BY- Dr Stephanie Bullen
Maffra Veterinary Centre
Facial eczema (FE) can have substantial impacts on the productivity, health and welfare of dairy cattle as seen in outbreaks across Gippsland between January and April 2011.
FE occurs as a result of ingestion of the sporidesmin toxin, produced by the fungus Pithomyces chartarum which grows mainly on rye grasses. The spores are absorbed across the gastrointestinal tract and cause damage to the liver, bladder and mammary gland.
Despite its name, FE is not a skin disease. Photosensitisation of the skin occurs secondary to liver and bile duct blockage, typically two weeks after ingestion. Therefore in outbreak situations, the majority of affected animals may have little or no obvious skin lesions and it is liver damage that causes the greatest economic impact.
Cows affected by FE may have initial transient diarrhoea followed by a sudden drop in milk production. This is followed by skin irritation, restlessness, shade seeking, weight loss, large sheets of skin sloughing and occasionally blood-stained urine and jaundice.

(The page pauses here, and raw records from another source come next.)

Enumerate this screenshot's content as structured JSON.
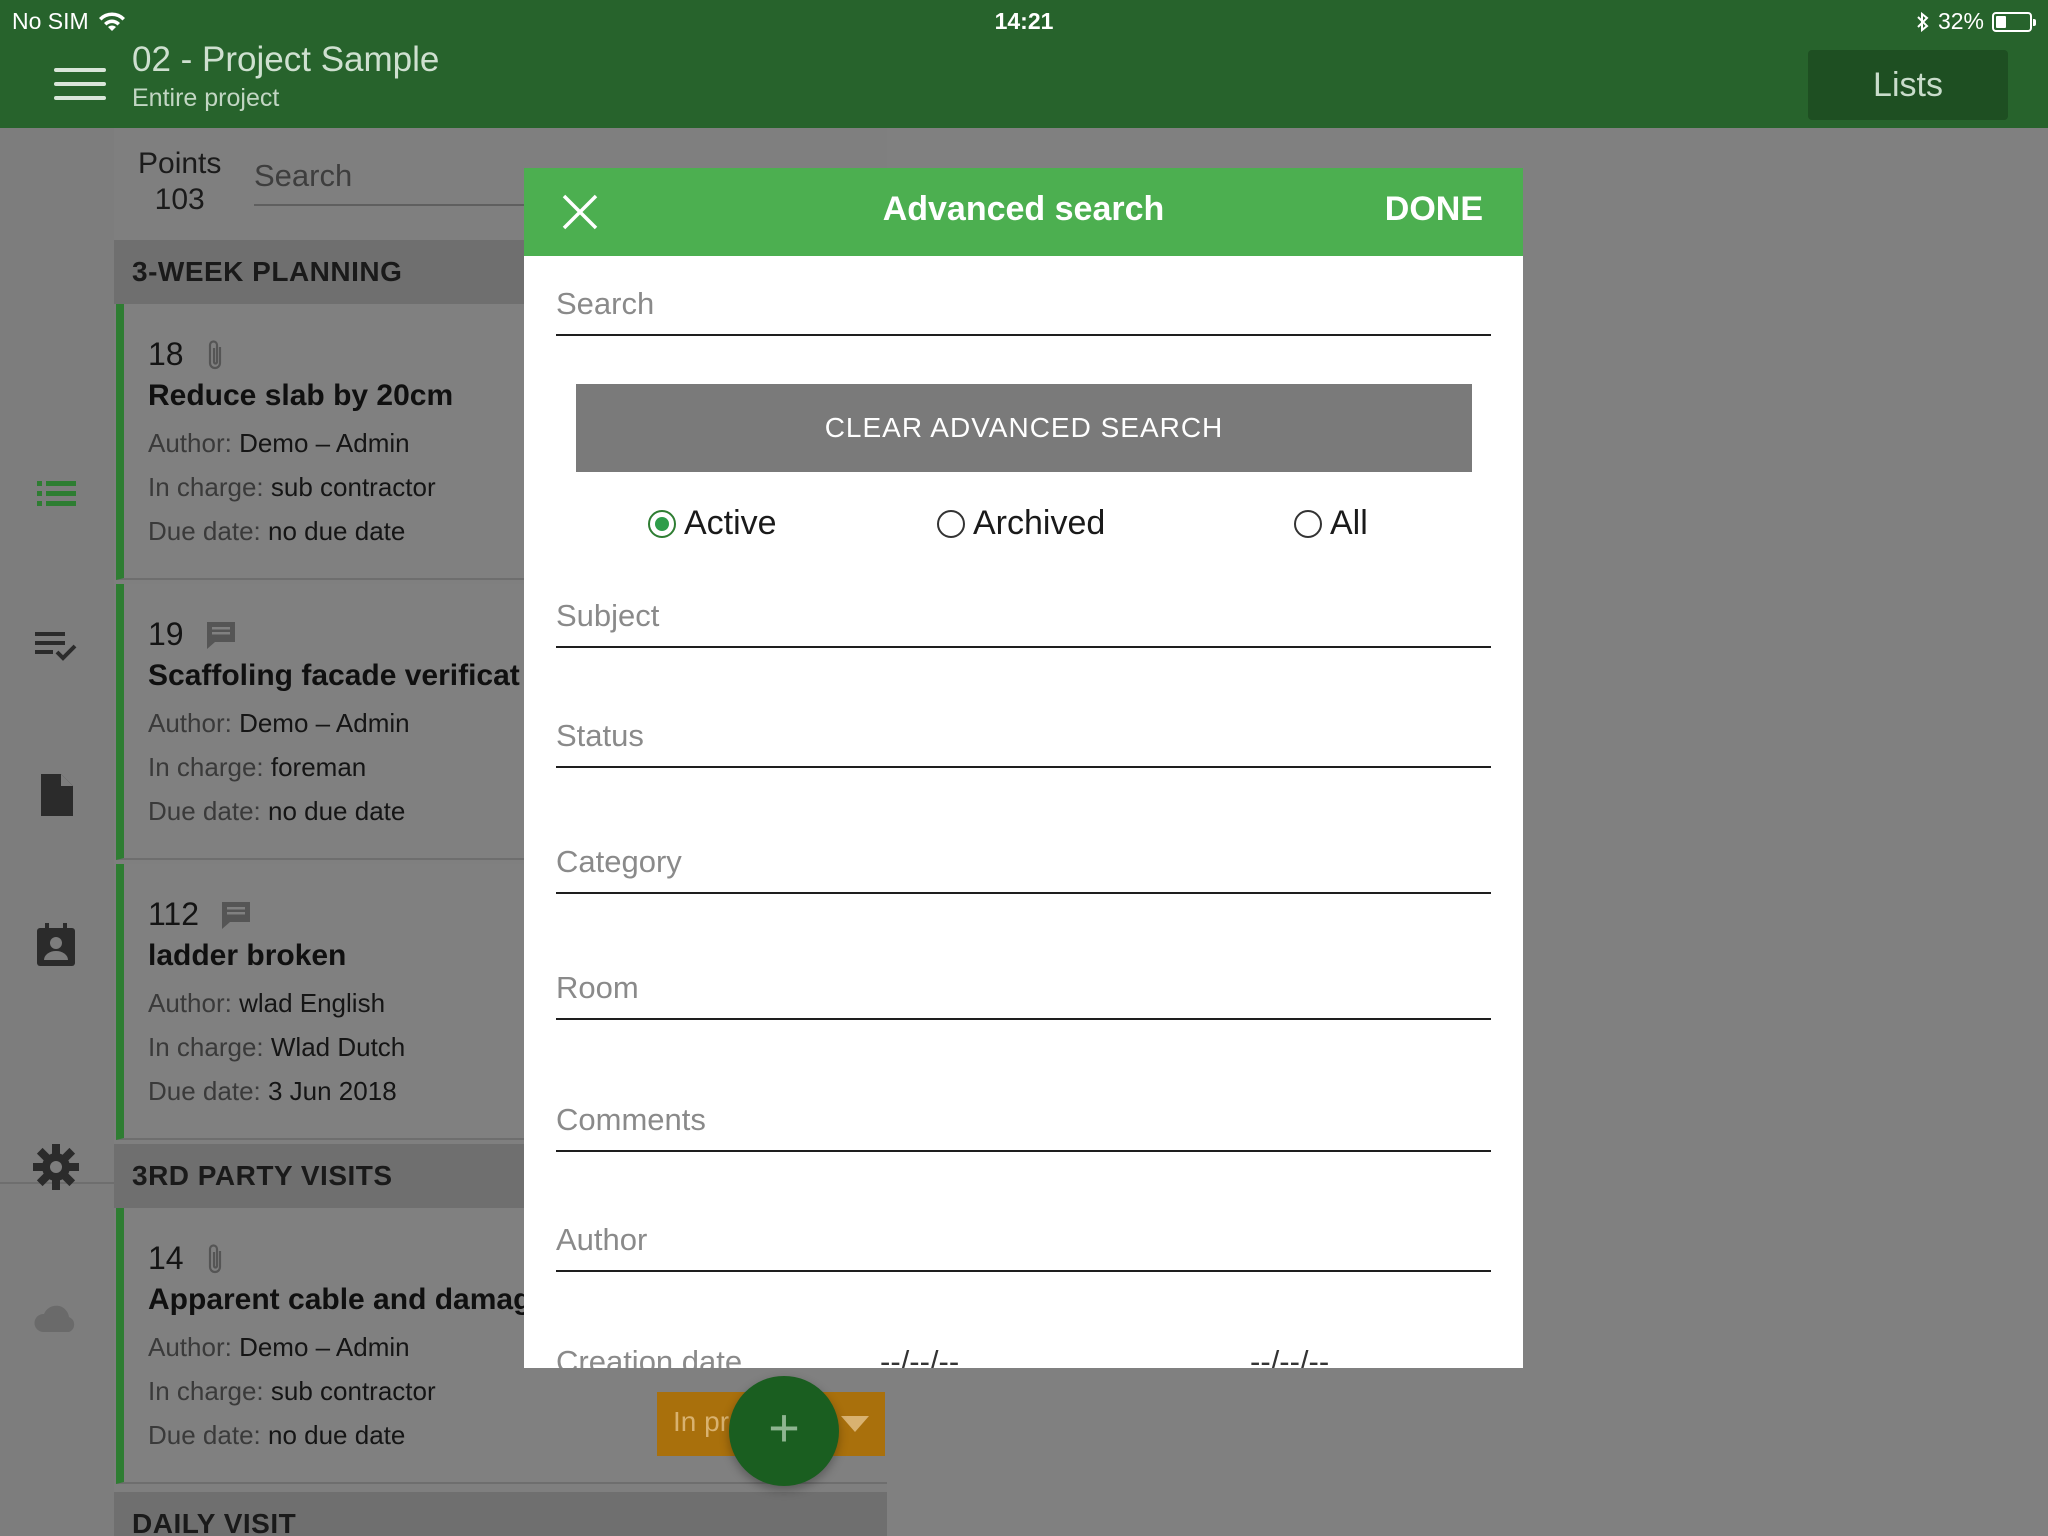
{
  "status_bar": {
    "carrier": "No SIM",
    "time": "14:21",
    "battery": "32%",
    "battery_level": 0.32
  },
  "header": {
    "title": "02 - Project Sample",
    "subtitle": "Entire project",
    "lists_label": "Lists"
  },
  "rail": {
    "icons": [
      "list-icon",
      "checklist-icon",
      "document-icon",
      "contact-badge-icon",
      "gear-icon",
      "cloud-icon"
    ]
  },
  "list_panel": {
    "points_label": "Points",
    "points_count": "103",
    "search_placeholder": "Search",
    "sections": [
      {
        "name": "3-WEEK PLANNING"
      },
      {
        "name": "3RD PARTY VISITS"
      },
      {
        "name": "DAILY VISIT"
      }
    ],
    "labels": {
      "author": "Author:",
      "in_charge": "In charge:",
      "due_date": "Due date:"
    },
    "cards": [
      {
        "number": "18",
        "icon": "paperclip-icon",
        "title": "Reduce slab by 20cm",
        "author": "Demo – Admin",
        "in_charge": "sub contractor",
        "due_date": "no due date"
      },
      {
        "number": "19",
        "icon": "comment-icon",
        "title": "Scaffoling facade verificat",
        "author": "Demo – Admin",
        "in_charge": "foreman",
        "due_date": "no due date"
      },
      {
        "number": "112",
        "icon": "comment-icon",
        "title": "ladder broken",
        "author": "wlad English",
        "in_charge": "Wlad Dutch",
        "due_date": "3 Jun 2018"
      },
      {
        "number": "14",
        "icon": "paperclip-icon",
        "title": "Apparent cable and damag",
        "author": "Demo – Admin",
        "in_charge": "sub contractor",
        "due_date": "no due date"
      }
    ],
    "status_chip": "In pr",
    "fab_label": "+"
  },
  "modal": {
    "title": "Advanced search",
    "done_label": "DONE",
    "search_placeholder": "Search",
    "clear_label": "CLEAR ADVANCED SEARCH",
    "radios": [
      {
        "label": "Active",
        "checked": true
      },
      {
        "label": "Archived",
        "checked": false
      },
      {
        "label": "All",
        "checked": false
      }
    ],
    "fields": {
      "subject": "Subject",
      "status": "Status",
      "category": "Category",
      "room": "Room",
      "comments": "Comments",
      "author": "Author"
    },
    "creation_date": {
      "label": "Creation date",
      "from": "--/--/--",
      "to": "--/--/--"
    }
  },
  "colors": {
    "header": "#27632c",
    "modal_header": "#4caf50",
    "accent": "#2e7d32",
    "clear_button": "#7a7a7a",
    "chip": "#a9700c"
  }
}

Weather conditions favorable for the growth of P. chartarum occur in late summer and autumn (generally January – May) when periods of rain or high humidity occur with high night-time minimum temperatures.

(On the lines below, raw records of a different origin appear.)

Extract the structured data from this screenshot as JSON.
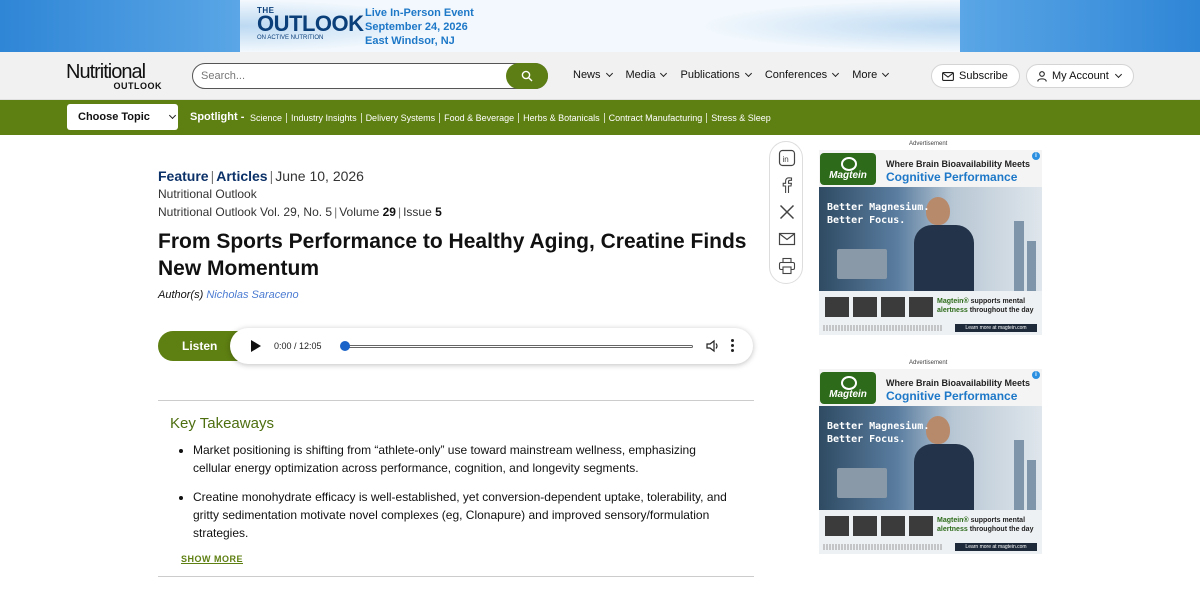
{
  "banner": {
    "the": "THE",
    "outlook": "OUTLOOK",
    "sub": "ON ACTIVE NUTRITION",
    "event_line1": "Live In-Person Event",
    "event_line2": "September 24, 2026",
    "event_line3": "East Windsor, NJ"
  },
  "header": {
    "logo_main": "Nutritional",
    "logo_sub": "OUTLOOK",
    "search_placeholder": "Search...",
    "nav": [
      "News",
      "Media",
      "Publications",
      "Conferences",
      "More"
    ],
    "subscribe": "Subscribe",
    "account": "My Account"
  },
  "topicbar": {
    "choose_topic": "Choose Topic",
    "spotlight_label": "Spotlight -",
    "links": [
      "Science",
      "Industry Insights",
      "Delivery Systems",
      "Food & Beverage",
      "Herbs & Botanicals",
      "Contract Manufacturing",
      "Stress & Sleep"
    ]
  },
  "article": {
    "type": "Feature",
    "category": "Articles",
    "date": "June 10, 2026",
    "publication": "Nutritional Outlook",
    "issue_prefix": "Nutritional Outlook Vol. 29, No. 5",
    "volume_label": "Volume",
    "volume": "29",
    "issue_label": "Issue",
    "issue": "5",
    "title": "From Sports Performance to Healthy Aging, Creatine Finds New Momentum",
    "author_label": "Author(s)",
    "author": "Nicholas Saraceno"
  },
  "player": {
    "listen": "Listen",
    "time": "0:00 / 12:05",
    "progress": 0
  },
  "takeaways": {
    "title": "Key Takeaways",
    "items": [
      "Market positioning is shifting from “athlete-only” use toward mainstream wellness, emphasizing cellular energy optimization across performance, cognition, and longevity segments.",
      "Creatine monohydrate efficacy is well-established, yet conversion-dependent uptake, tolerability, and gritty sedimentation motivate novel complexes (eg, Clonapure) and improved sensory/formulation strategies."
    ],
    "show_more": "SHOW MORE"
  },
  "share_icons": [
    "linkedin-icon",
    "facebook-icon",
    "x-icon",
    "email-icon",
    "print-icon"
  ],
  "ads": [
    {
      "label": "Advertisement",
      "brand": "Magtein",
      "headline1": "Where Brain Bioavailability Meets",
      "headline2": "Cognitive Performance",
      "slogan1": "Better Magnesium.",
      "slogan2": "Better Focus.",
      "support_brand": "Magtein®",
      "support_text1": "supports mental",
      "support_text2": "alertness",
      "support_text3": "throughout the day",
      "learn_more": "Learn more at magtein.com"
    },
    {
      "label": "Advertisement",
      "brand": "Magtein",
      "headline1": "Where Brain Bioavailability Meets",
      "headline2": "Cognitive Performance",
      "slogan1": "Better Magnesium.",
      "slogan2": "Better Focus.",
      "support_brand": "Magtein®",
      "support_text1": "supports mental",
      "support_text2": "alertness",
      "support_text3": "throughout the day",
      "learn_more": "Learn more at magtein.com"
    }
  ],
  "colors": {
    "brand_green": "#5e7f12",
    "navy": "#0b3168",
    "link_blue": "#4b7bd1"
  }
}
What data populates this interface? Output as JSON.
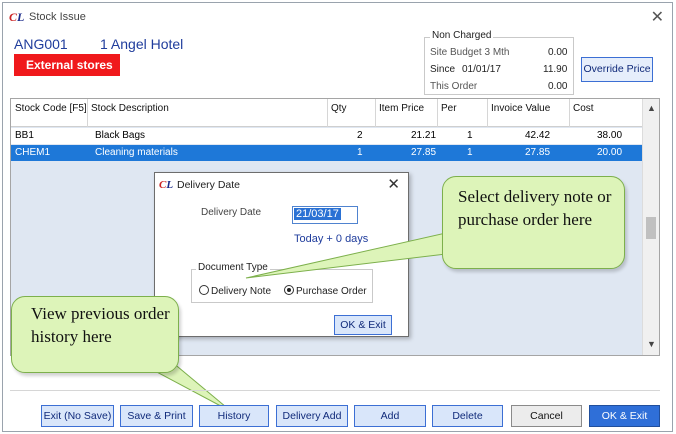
{
  "window": {
    "logo": "CL",
    "title": "Stock Issue"
  },
  "account": {
    "code": "ANG001",
    "name": "1 Angel Hotel",
    "badge": "External stores"
  },
  "non_charged": {
    "legend": "Non Charged",
    "site_budget_label": "Site Budget 3 Mth",
    "site_budget_value": "0.00",
    "since_label": "Since",
    "since_date": "01/01/17",
    "since_value": "11.90",
    "this_order_label": "This Order",
    "this_order_value": "0.00"
  },
  "override_price_label": "Override Price",
  "grid": {
    "columns": [
      "Stock Code [F5]",
      "Stock Description",
      "Qty",
      "Item Price",
      "Per",
      "Invoice Value",
      "Cost"
    ],
    "rows": [
      [
        "BB1",
        "Black Bags",
        "2",
        "21.21",
        "1",
        "42.42",
        "38.00"
      ],
      [
        "CHEM1",
        "Cleaning materials",
        "1",
        "27.85",
        "1",
        "27.85",
        "20.00"
      ]
    ],
    "selected_row": 1,
    "scroll_up": "▲",
    "scroll_down": "▼"
  },
  "dialog": {
    "logo": "CL",
    "title": "Delivery Date",
    "date_label": "Delivery Date",
    "date_value": "21/03/17",
    "today_text": "Today +  0 days",
    "doctype_legend": "Document Type",
    "option_delivery_note": "Delivery Note",
    "option_purchase_order": "Purchase Order",
    "selected_option": "Purchase Order",
    "ok_label": "OK & Exit"
  },
  "callouts": {
    "delivery": "Select delivery note or purchase order here",
    "history": "View previous order history here"
  },
  "footer_buttons": [
    "Exit (No Save)",
    "Save & Print",
    "History",
    "Delivery Add",
    "Add",
    "Delete",
    "Cancel",
    "OK & Exit"
  ],
  "colors": {
    "accent_blue": "#1f3c9c",
    "badge_red": "#f0191c",
    "selection": "#1e78d8",
    "callout_fill": "#ddf4b9"
  }
}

In response to the major 2011 outbreaks of FE, Dairy Australia initiated a program to measure pasture fungal spore counts on 24 sentinel farms across Gippsland.
Spore counting begins in January each year and a general alert to farmers is issued if spore counts rise to dangerous levels. In such situations, farmers are strongly advised to consider monitoring their own spore counts and start feeding zinc oxide supplements to their herd.
Spore counting services are currently offered by the West Gippsland Veterinary Centre, Tarwin Veterinary Group, Yarram Veterinary Centre and the Maffra Veterinary Centre. These clinics will be able to provide additional information on the method for collecting pasture samples for spore counting.
Farmers can find more information and keep track of local pasture spore counts at the Dairy Australia facial eczema pasture spore monitoring page at www.dairyaustralia.com.au/facialeczema
There are various control and prevention strategies for facial eczema. In Australia, the inclusion of zinc oxide in feed is the most widespread prevention strategy.
Zinc works by forming a complex with sporidesmin which limits its ability to cause oxidative damage. The desired dietary intake of elemental zinc is 20mg/kg live weight/day and should start two to three weeks before pastures become toxic.
However, an important risk with this strategy is the potential for zinc toxicity because the amount of zinc required to prevent FE is close to the level that is likely to cause toxic effects.
Therefore, it is imperative that the correct procedures are followed and farmers work closely with their stock feed suppliers, vet and nutrition advisor to ensure their preventative programs are effective and safe.